Cleanup HTML Code after Word-to-HTML Conversion

Good Morning,

I’m using Aspose.Word for .NET in a project and so far so good. I’m able to convert a Word Document to HTML and present the resultant HTML code to the user in an online editor for further editing before saving to a database. However, I’d like to cleanup the convered HTML code a little, before the user gets it. Meaning, I’d like to strip down the HTML code to its simplest form by removing all the extra stuff the conversion creates; that is, I only want <p> tags, <li> and <ul> tags, <h1-6> tags, <strong> tags, etc. No <Span> tags, <meta>, <div> or styling info.

I’ve come across some C# Code by others that uses Regular Expressions (regex) to clean up the Word HTML code, but it’s not complete and Regular Expressions are somewhat painful to use – at least for me.

So my question is whether or not Aspose.Words for .NET has any built in HTML cleanup functionality that one could implement as part of the Word to HTML conversion process, or does Aspose know of a routine / technique for Cleaning HTML code that has been converted from a Word Document in .NET 2.0 C#.

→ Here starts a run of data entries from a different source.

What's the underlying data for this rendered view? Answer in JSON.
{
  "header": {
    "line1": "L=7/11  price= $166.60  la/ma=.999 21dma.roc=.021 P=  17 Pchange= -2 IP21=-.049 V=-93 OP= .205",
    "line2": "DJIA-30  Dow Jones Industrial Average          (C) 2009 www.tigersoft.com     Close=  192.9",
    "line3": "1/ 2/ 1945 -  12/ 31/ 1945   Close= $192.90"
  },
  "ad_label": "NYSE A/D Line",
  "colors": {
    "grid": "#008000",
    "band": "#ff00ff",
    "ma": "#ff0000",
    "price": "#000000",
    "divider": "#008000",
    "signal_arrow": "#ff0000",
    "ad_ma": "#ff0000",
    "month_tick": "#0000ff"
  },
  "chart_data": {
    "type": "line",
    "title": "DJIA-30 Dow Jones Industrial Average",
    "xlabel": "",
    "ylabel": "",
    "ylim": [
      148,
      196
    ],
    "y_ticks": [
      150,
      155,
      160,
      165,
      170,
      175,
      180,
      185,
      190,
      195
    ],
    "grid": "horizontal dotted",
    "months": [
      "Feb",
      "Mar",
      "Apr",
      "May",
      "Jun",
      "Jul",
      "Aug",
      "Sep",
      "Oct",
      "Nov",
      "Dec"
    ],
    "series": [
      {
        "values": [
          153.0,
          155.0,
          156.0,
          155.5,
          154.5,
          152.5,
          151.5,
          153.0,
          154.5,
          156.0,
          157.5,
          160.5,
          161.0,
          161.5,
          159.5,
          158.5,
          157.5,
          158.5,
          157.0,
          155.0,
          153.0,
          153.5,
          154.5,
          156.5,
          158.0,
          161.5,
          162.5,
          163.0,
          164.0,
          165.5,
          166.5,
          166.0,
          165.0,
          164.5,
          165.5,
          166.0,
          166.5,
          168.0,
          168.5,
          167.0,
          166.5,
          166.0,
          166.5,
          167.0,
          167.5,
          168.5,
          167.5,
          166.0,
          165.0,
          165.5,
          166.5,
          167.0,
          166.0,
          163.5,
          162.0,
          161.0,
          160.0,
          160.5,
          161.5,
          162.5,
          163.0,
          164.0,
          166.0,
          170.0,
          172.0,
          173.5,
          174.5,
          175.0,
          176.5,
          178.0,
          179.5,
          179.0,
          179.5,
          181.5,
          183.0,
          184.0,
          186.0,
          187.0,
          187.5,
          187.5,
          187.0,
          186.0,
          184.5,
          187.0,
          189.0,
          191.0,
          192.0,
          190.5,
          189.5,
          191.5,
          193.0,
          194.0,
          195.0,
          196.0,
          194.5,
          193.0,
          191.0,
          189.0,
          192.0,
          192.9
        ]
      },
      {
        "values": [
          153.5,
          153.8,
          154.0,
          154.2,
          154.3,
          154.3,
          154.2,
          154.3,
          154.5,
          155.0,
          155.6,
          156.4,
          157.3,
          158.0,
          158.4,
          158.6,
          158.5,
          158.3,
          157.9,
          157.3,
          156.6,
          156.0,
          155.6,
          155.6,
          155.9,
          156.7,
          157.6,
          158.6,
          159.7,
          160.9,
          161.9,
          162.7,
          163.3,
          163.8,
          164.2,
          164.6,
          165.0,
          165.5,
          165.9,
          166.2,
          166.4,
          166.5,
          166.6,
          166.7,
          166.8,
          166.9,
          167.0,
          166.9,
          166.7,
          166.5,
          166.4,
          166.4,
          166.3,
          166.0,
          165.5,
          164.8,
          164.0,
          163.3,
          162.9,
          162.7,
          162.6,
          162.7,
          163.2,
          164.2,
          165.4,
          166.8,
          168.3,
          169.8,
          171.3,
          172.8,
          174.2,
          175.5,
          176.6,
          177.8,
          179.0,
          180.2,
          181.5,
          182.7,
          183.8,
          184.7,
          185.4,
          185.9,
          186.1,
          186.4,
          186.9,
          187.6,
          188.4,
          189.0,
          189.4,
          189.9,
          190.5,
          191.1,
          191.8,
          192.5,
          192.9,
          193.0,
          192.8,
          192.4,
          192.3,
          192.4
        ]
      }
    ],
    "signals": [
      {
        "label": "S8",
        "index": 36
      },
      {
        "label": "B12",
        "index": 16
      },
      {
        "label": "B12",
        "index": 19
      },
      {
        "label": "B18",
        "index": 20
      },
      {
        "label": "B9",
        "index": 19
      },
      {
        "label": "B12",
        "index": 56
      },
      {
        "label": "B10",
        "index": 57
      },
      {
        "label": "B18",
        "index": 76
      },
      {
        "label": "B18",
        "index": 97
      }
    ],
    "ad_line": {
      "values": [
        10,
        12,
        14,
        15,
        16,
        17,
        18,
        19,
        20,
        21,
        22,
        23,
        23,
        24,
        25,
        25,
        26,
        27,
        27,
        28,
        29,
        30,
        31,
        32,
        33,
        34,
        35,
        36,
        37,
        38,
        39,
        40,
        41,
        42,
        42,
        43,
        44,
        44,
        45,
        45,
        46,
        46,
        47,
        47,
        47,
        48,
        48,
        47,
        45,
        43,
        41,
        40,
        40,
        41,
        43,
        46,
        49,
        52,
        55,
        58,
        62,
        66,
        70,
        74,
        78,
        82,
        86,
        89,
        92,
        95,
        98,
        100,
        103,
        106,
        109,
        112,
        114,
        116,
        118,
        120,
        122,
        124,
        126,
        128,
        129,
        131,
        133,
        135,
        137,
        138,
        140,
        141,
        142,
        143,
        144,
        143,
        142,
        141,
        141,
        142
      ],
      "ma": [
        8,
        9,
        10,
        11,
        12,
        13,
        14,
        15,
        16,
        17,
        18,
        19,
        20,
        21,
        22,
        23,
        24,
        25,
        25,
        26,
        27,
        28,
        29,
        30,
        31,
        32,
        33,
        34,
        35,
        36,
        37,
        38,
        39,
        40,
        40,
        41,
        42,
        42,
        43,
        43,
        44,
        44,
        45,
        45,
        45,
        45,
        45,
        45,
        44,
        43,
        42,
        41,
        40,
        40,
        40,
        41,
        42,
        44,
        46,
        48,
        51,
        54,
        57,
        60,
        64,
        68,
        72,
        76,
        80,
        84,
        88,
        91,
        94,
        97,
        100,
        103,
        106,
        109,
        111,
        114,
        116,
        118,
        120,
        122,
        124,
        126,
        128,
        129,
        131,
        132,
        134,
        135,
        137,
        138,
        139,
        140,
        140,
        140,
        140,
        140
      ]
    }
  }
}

Thanks any help or insight,

Hi

Thanks for your inquiry. There is no way to “Clean up” HTML using Aspose.Words. However, exporting CSS into a separate file could help you to simplify your process:
https://reference.aspose.com/words/net/aspose.words.saving/htmlsaveoptions/cssstylesheettype/
In this case, to clean HTML you will need just remove class attribute from HTML elements.
Hope this helps.
Best regards,